Teknik-teknik Pengambilan Keputusan

a. Teknik Kreatif

b. Brainstorming

Berusaha untuk menggali dan mendapatkan kreatifitas maksimum dari kelompok dengan memberikan kesempatan para anggota untuk melontarkan ide-idenya.

c. Synectics

Didasarkan pada asumsi bahwa proses kreatif dapat dijabarkan dan diajarkan, dimaksudkan untuk meningktakan keluaran (output) kreatif individual dan kelompok.

d. Teknik Partisipatif

Individu individu atau kelompok dilibatkan dalam proses pengambilan keputusan.

a. Teknik Modern

b. Teknik Delphi

c.  Teknik Kelompok Nominal

2. Tipe-tipe proses pengambilan keputusan

Tipe Pengambilan keputusan ( Decision making) : adalah tindakan manajemen dalam pemilihan alternative untuk mencapai sasaran.

Keputusan dibagi dalam 3 tipe :

a. Keputusan terprogram/keputusan terstruktur : keputusan yg berulang2 dan rutin, sehingga dapt diprogram. Keputusan terstruktur terjadi dan dilakukan terutama pd manjemen tkt bawah. Co:/ keputusan pemesanan barang, keputusan penagihan piutang,dll.

b.Keputusan setengah terprogram / setengah terstruktur : keputusan yg sebagian dpt diprogram, sebagian berulang-ulang dan rutin dan sebagian tdk terstruktur. Keputusan ini seringnya bersifat rumit dan membutuhkan perhitungan2 serta analisis yg terperinci. Co:/ Keputusan membeli sistem komputer yg lebih canggih, keputusan alokasi dana promosi.

c. Keputusan tidak terprogram/ tidak terstruktur : keputusan yg tidak terjadi berulang-ulang dan tidak selalu terjadi. Keputusan ini terjadi di manajemen tingkat atas. Informasi untuk pengambilan keputusan tdk terstruktur tdk mudah untuk didapatkan dan tdk mudah tersedia dan biasanya berasal dari lingkungan luar.
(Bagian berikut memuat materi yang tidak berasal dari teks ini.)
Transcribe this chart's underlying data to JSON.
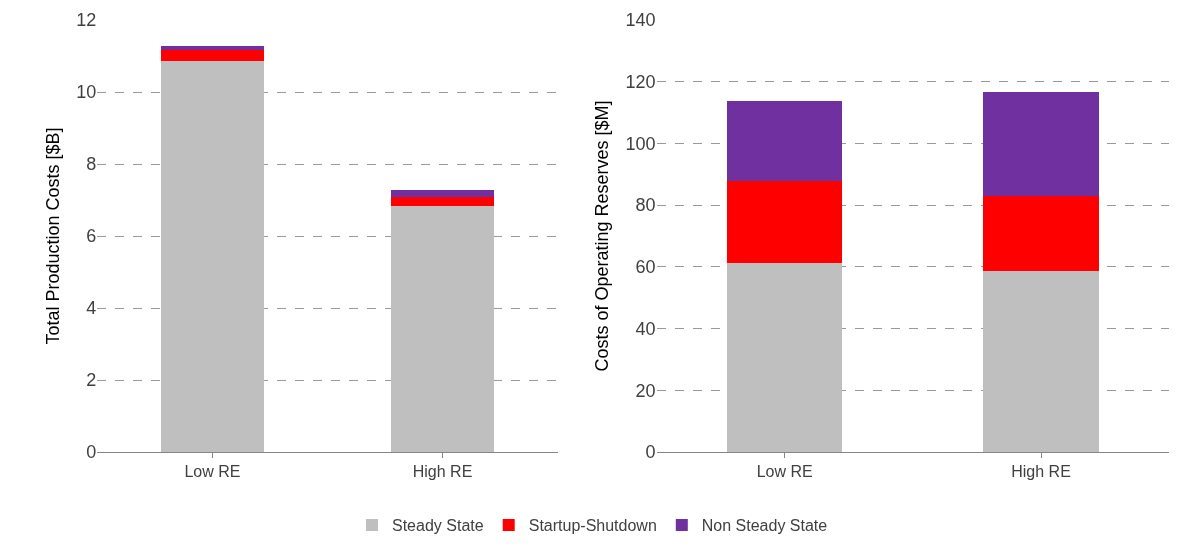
{
  "chart_data": [
    {
      "type": "bar",
      "stacked": true,
      "ylabel": "Total Production Costs [$B]",
      "categories": [
        "Low RE",
        "High RE"
      ],
      "ylim": [
        0,
        12
      ],
      "yticks": [
        0,
        2,
        4,
        6,
        8,
        10,
        12
      ],
      "grid": "y",
      "legend": "bottom",
      "series": [
        {
          "name": "Steady State",
          "color": "#bfbfbf",
          "values": [
            10.87,
            6.83
          ]
        },
        {
          "name": "Startup-Shutdown",
          "color": "#ff0000",
          "values": [
            0.3,
            0.25
          ]
        },
        {
          "name": "Non Steady State",
          "color": "#7030a0",
          "values": [
            0.1,
            0.19
          ]
        }
      ]
    },
    {
      "type": "bar",
      "stacked": true,
      "ylabel": "Costs of Operating Reserves [$M]",
      "categories": [
        "Low RE",
        "High RE"
      ],
      "ylim": [
        0,
        140
      ],
      "yticks": [
        0,
        20,
        40,
        60,
        80,
        100,
        120,
        140
      ],
      "grid": "y",
      "legend": "bottom",
      "series": [
        {
          "name": "Steady State",
          "color": "#bfbfbf",
          "values": [
            61.1,
            58.6
          ]
        },
        {
          "name": "Startup-Shutdown",
          "color": "#ff0000",
          "values": [
            26.6,
            24.5
          ]
        },
        {
          "name": "Non Steady State",
          "color": "#7030a0",
          "values": [
            26.0,
            33.7
          ]
        }
      ]
    }
  ]
}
3. Faktor-faktor yang mempengaruhi pemecahan masalah antara lain :

a. Trial & error : Coba dan salah. Cara ini merupakan metode yang paling rendah tingkatannya, dilakukan oleh orang yang belum pernah mengalami/ mengenal dan belum tahu sama sekali. Dalam keperawatan ini sangat berbahaya dan tidak boleh dilakukan.
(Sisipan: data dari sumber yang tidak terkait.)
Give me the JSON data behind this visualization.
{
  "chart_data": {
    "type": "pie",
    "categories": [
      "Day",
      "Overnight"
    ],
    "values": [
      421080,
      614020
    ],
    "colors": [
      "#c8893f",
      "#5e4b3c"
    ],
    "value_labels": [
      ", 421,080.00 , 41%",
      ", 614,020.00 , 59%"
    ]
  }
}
Contohnya : ada klien panas, dicoba diurut, dicoba diberi makan, dicoba ditiup, tdk berhasil dicoba diberi minum, dibuka baju, diberi kompres sampai berhasil panasnya turun, dll

b. Intuisi : penyelesaian masalah dengan intuisi atau naluri/ bisikan hati. Penyelesaian dengan cara ini kurang dianjurkan dalam metode ilmiah, karena tidak mempunyai dasar ilmiah.   Kadang-kadang metode ini juga dapat memberikan jalan keluar bila intuisi ini berdasarkan analisis atau pengalaman, dan pengetahuan yang dimiliki.

c. Nursing process : Proses keperawatan merupakan suatu langkah penyelesaian masalah yang sistematis dan didukung oleh rasionalisasi secara ilmiah meliputi : pengkajian, perencanaan, implementasi dan evaluasi yang merupakan suatu siklus untuk mengatasi masalah yang terjadi pada klien.

d.Scientifik methode/Research Process  : Proses riset/ penelitian merupakan suatu penyelesaian masalah berdasarkan hasil penelitian dengan menggunakan logika, dengan pendekatan yang sistematis

4. Pembelian

Pembelian adalah situasi dimana konsumen bersedia menukarkan sejumlah uangnya dengan sejumlah produk barang dan jasa untuk memenuhi kebutuhannya.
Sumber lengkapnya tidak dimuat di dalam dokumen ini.